Fianna Fáil and Fine Gael consummate marriage in budget, Labour claims
Budget ‘papers over cracks’, instead of building health service
In his Dáil response to Budget 2021, Labour Party finance spokesman Ged Nash said there was a long way to go on the ‘two-tier health system’ but there was also a two -tier economy. File photograph: Gareth Chaney/Collins
The budget is “papering over the cracks” again rather than beginning the work of building an Irish national health service that everyone would be proud of, Labour finance spokesman Ged Nash said.
He also described Fianna Fail and Fine Gael in government together as a marriage, and said in the budget “the marriage was consummated - but the wedding speeches didn’t live up to expectations”.
In his Dáil response to Budget 2021 Mr Nash said there was a long way to go on the “two-tier health system” but there was also a two -tier economy.
There are two Irelands in existence, one with “billions of euro extra in supports for businesses but cuts for workers on the PUP and no shame about it either”.
The Louth TD said “we were told there would be no cuts, but austerity is back for those who can least afford to carry it”.
He added, however, that “it would be churlish not to recognise that there is much in this package to welcome” including extra resources targeted at health, housing, education and wage supports.
“The question is, will it be enough to stave off the twin threats of Covid-19 and a no trade deal Brexit?”
He said cutting the VAT rate to 9 per cent for the hospitality and tourism sector might be politically popular but the initiative “will not do what you seem to think it will” because “the money is there. It’s just that the conditions to spend it aren’t.”
Mr Nash also called an end to the terms “Christmas Bonus” for the double social protection payment made at Christmas.
“It is patronising and suggests that someone who depends on the State for their income should be grateful for an extra week’s payment at a challenging time of the year.”
Social Democrats joint leader Róisín Shortall described the budget as a “missed opportunity” to address social and economic challenges.
Reacting to Budget 2021, she said it represents a “lost opportunity” to make the choices that would lead to long term social and economic revival.
The Government could have used favourable borrowing levels to “ensure investment in vital public services”.

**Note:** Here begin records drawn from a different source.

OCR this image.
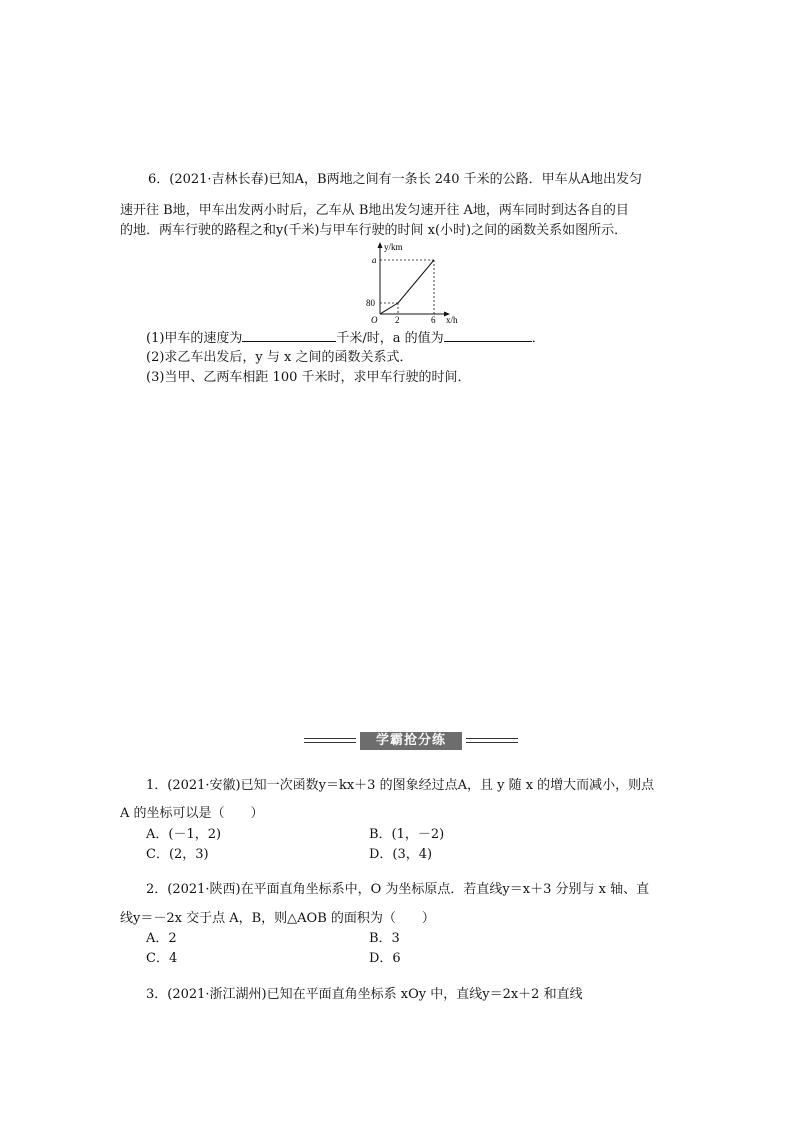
6．(2021·吉林长春)已知A，B两地之间有一条长 240 千米的公路．甲车从A地出发匀
速开往 B地，甲车出发两小时后，乙车从 B地出发匀速开往 A地，两车同时到达各自的目
的地．两车行驶的路程之和y(千米)与甲车行驶的时间 x(小时)之间的函数关系如图所示．
y/km
x/h
O
a
80
2	6
(1)甲车的速度为	千米/时，a 的值为	．
(2)求乙车出发后，y 与 x 之间的函数关系式．
(3)当甲、乙两车相距 100 千米时，求甲车行驶的时间．
学霸抢分练
1．(2021·安徽)已知一次函数y＝kx＋3 的图象经过点A，且 y 随 x 的增大而减小，则点
A 的坐标可以是（　　）
A．(－1，2)	B．(1，－2)
C．(2，3)	D．(3，4)
2．(2021·陕西)在平面直角坐标系中，O 为坐标原点．若直线y＝x＋3 分别与 x 轴、直
线y＝－2x 交于点 A，B，则△AOB 的面积为（　　）
A．2	B．3
C．4	D．6
3．(2021·浙江湖州)已知在平面直角坐标系 xOy 中，直线y＝2x＋2 和直线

And she said there was very little in the budget for workers with no proposals for low-wage workers “and little hope that many of our key workers, who have proved so invaluable, will see their lot improve”.
She added that “there is nothing in this Budget that will reduce the cost of living for people”.
Social Democrats housing spokesman Cian O’Callaghan said the budget failed to deliver affordable housing because it “lacks the ambition that is required”.
He said the Government should use the historically low interest rates by borrowing to directly build thousands of affordable homes.
But he said it included funding for just 400 cost rental homes and “provides more subsidies for developers and extends tax breaks for big funds”.
People Before Profit TD Richard Boyd Barrett said the headline figures sounded great but the detail of the budget “it doesn’t actually do what’s absolutely necessary”.
He said it was “a very dangerous mistake” that the pandemic unemployment payment and the employment wage subsidy scheme had been cut.
Infection rates are rising and “hundreds of thousands of people” could again lose their jobs if further restrictions were imposed but was a “very serious undermining of the collective social solidarity that we need to deal with the threat of Covid-19”.